Step 2: Map the threat surface

Sort threats into the three places they occur:

Surface	Threats	Example
Input	Prompt injection, jailbreaks, instructions hidden in retrieved content or user data	A document the model summarizes contains "ignore your rules and..."
Output	PII leakage, unauthorized commitments, policy contradictions, harmful content	The model promises a refund it has no authority to grant
Abuse over time	Cost or volume attacks, scraping, automated probing for bypasses	One account driving thousands of calls to extract the system prompt

Step 3: Input validation layer

Separate trusted from untrusted input. Mark which inputs are authoritative and which are user or retrieved content that may carry injected instructions. Never let untrusted content be treated as instructions.
Validate structure before the model. Reject or sanitize inputs that fail basic checks (size, format, required fields) rather than passing them through.
Screen known-dangerous patterns. Flag inputs matching injection or jailbreak signatures and high-risk intents (the refund, the policy override) for stricter handling.

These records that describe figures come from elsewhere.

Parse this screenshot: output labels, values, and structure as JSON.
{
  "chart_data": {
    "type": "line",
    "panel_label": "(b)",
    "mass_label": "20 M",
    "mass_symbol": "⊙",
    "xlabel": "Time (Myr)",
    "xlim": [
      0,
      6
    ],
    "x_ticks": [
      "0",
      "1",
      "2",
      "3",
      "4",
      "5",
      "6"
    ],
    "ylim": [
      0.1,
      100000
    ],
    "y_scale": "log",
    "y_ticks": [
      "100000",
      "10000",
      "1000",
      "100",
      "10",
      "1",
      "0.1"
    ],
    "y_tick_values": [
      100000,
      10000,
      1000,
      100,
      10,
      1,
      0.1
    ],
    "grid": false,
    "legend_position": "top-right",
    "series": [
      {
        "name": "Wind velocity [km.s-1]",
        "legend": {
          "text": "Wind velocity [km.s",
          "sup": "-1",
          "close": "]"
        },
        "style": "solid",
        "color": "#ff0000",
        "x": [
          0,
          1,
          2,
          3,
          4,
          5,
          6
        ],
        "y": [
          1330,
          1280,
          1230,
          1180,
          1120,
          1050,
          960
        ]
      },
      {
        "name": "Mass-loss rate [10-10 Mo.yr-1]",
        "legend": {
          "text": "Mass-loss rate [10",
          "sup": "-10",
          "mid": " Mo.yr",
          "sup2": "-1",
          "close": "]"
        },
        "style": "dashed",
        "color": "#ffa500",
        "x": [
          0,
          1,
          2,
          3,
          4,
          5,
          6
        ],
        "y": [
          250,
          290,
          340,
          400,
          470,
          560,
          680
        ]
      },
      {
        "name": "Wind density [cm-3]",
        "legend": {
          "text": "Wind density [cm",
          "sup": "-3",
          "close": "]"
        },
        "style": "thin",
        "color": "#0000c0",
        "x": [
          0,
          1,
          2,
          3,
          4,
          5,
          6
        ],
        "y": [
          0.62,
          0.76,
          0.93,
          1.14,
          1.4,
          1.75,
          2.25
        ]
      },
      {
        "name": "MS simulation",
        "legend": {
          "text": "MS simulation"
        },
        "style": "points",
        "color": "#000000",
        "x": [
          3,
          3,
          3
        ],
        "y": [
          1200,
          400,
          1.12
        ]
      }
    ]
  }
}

Step 4: Output filtering layer

Screen every output before it reaches the user. Block PII leakage, unauthorized commitments, and policy contradictions. These are the dimensions that become eval hard-fails.
Constrain the shape. Where possible, bind output to a schema so the model cannot freely emit prose that smuggles a harmful action.
Decide the fallback. When the filter blocks an output, what does the user see? A safe canned response and a path to a human, not a silent failure or a raw error.

Step 5: Abuse detection and limits

Rate and cost limits per user and per key, so one actor cannot run up the bill or brute-force a bypass.
Anomaly signals: spikes in volume, repeated near-miss inputs, or a single account probing variations all warrant a flag (wire these into /llm-observability-plan).
Escalation path: what gets logged, what auto-blocks, who reviews.

Step 6: Output the guardrails design

# Guardrails Design: (feature)

**Worst output:** (what we are preventing)
**Adversaries:** (who, and their goal)
**Blast radius:** (what the feature can touch)

## Threat surface
(Input / Output / Abuse table from Step 2)

## Input validation
- Trusted vs untrusted handling: (rule)
- Pre-model checks: (list)
- High-risk pattern screening: (list)

## Output filtering
- Blocked categories: (PII, commitments, policy, harm)
- Output shape constraint: (schema / none)
- Block fallback UX: (what the user sees)

## Abuse detection
- Limits: (rate, cost, per-user)
- Anomaly signals + escalation: (list)

## Calibration
- Cost of a false block, and how it is tuned

## Open questions
- (unresolved decisions)

Step 7: Review

Ask the user:

Does any defense rely only on the model choosing to refuse?
Can untrusted input reach the model as if it were instructions?
What does a blocked user see, and can they still get legitimate help?
Are false blocks measured, or only true blocks?

Anti-patterns

Anti-pattern	Why it fails	Do instead
Single output filter	One layer with a known bypass; nothing screens input or abuse	Layer input, output, and abuse defenses
The model as the boundary	Prompt instructions get overridden by injection	Enforce hard rules in code around the model
Untrusted content as instructions	Injected text in docs or user input hijacks the model	Separate and never trust untrusted content
Refusal as the plan	Trained refusal is probed and bypassed	Add deterministic input and output checks
Max blocking	Refuses legitimate work; users route around you	Calibrate against the cost of a false block
Silent block	A blocked output confuses the user, no path forward	Safe fallback plus a route to a human

Output location

Present the guardrails design as formatted text in the conversation for the user to copy into their design doc.